Post by Jack Sprat » Tue Feb 28, 2017 11:26 am

dtaai-maai wrote:
Jack Sprat wrote:[There's a cavernous gap between 'Great Britain' and 'Thailand'.......the word 'Great'....which under present/past circumstances, Thailand will NEVER be.

Let's not get carried away here. The 'Great' in Great Britain refers to its size by comparison with the small one in France (Brittany), not to any inherent greatness, talent or power.
Granted, but in my opinion probably should be.......

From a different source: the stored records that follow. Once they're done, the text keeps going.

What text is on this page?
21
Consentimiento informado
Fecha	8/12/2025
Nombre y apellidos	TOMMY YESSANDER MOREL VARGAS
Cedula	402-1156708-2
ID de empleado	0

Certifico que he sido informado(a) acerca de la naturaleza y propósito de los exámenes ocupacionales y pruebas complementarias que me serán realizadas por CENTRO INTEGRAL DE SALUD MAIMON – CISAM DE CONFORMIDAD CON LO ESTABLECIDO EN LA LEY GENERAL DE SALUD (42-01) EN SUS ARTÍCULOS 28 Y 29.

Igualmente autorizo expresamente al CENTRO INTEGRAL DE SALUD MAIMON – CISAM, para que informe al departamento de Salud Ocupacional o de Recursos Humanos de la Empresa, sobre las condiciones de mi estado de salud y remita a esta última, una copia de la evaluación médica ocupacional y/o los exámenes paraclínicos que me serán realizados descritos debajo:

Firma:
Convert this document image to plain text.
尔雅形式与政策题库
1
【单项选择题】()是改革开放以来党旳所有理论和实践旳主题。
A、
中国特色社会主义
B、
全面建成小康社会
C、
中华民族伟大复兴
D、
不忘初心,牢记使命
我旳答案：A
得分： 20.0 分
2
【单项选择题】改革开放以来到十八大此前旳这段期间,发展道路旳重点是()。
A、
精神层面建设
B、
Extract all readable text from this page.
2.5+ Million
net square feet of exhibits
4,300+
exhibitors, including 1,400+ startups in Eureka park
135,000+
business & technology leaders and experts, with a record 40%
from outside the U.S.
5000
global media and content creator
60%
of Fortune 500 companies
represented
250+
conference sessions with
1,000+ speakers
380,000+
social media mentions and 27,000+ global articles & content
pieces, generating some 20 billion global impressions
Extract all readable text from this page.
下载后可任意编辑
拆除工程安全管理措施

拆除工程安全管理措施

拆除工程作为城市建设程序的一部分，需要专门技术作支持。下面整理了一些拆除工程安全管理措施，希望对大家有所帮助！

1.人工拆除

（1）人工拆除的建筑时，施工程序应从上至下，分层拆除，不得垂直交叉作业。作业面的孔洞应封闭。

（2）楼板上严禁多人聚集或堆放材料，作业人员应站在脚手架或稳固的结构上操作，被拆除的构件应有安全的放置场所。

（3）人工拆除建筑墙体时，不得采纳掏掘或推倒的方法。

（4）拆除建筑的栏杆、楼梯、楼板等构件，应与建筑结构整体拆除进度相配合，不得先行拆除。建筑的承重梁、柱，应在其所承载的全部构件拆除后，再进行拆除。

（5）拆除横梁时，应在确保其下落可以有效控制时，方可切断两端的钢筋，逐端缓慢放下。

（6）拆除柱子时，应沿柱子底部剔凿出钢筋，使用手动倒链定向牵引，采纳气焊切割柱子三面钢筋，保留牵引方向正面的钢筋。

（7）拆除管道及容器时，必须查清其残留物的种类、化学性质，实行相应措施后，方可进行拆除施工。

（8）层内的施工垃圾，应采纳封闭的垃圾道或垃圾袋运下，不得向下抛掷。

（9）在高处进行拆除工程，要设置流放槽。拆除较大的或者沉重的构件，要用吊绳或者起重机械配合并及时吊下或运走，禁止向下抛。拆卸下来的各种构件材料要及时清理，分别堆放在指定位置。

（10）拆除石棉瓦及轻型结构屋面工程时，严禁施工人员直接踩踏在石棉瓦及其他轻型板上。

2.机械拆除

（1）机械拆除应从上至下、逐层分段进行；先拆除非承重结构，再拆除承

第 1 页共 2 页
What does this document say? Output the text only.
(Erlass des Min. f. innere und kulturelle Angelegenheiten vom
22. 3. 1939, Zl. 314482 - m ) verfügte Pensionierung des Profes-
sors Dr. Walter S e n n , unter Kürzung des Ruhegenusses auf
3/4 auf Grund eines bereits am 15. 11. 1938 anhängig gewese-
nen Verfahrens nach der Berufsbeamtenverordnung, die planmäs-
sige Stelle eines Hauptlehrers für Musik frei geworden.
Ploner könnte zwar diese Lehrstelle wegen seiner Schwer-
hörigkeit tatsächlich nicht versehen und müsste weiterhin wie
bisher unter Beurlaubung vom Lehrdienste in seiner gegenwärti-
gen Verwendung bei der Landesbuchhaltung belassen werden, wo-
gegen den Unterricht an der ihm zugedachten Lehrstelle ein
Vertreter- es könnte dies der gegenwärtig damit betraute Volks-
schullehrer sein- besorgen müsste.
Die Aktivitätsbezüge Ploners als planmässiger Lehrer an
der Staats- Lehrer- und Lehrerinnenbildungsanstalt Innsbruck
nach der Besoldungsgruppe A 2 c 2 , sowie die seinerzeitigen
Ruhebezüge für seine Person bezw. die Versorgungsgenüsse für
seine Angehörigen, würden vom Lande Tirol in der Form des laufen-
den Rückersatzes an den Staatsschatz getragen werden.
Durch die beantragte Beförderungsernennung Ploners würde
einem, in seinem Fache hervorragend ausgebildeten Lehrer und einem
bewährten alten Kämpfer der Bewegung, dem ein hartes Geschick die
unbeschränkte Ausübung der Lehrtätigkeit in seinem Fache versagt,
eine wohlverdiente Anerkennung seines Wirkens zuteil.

Considering that Great Britain once governed 75% of the planet (Hence the worlds common language), started the industrial revolution, and invented:
The computer, The World wide web, The light bulb, The electric motor, Jet engine, Telephone, Television, Electric telegraph, Steam turbine, Steam engine, Passenger railway, Reflecting telescope, Military tank, Modern torpedo, Cement, Hydraulic press, Photography, Hovercraft, ATM, Tin Can, Electric vacuum cleaner, Waterproof material, Stainless steel, The Glider, The Toothbrush, Automatic kettle, Carbon fibre, Pneumatic tyre, Disc brakes.....amoungst many more......I think you'll find that Great Britain was, and is, a 'Great' country.

Thailand has invented,
An HIV vaccine....That's pretty much it!

The point was, until they can cease the relentless cycle of Army then real government, nothing is going to get any better for the poor populous, regarding education, or anything else.

'Great', An accolade Britain unreservedly deserves.........outlined in the contributions to the planet above.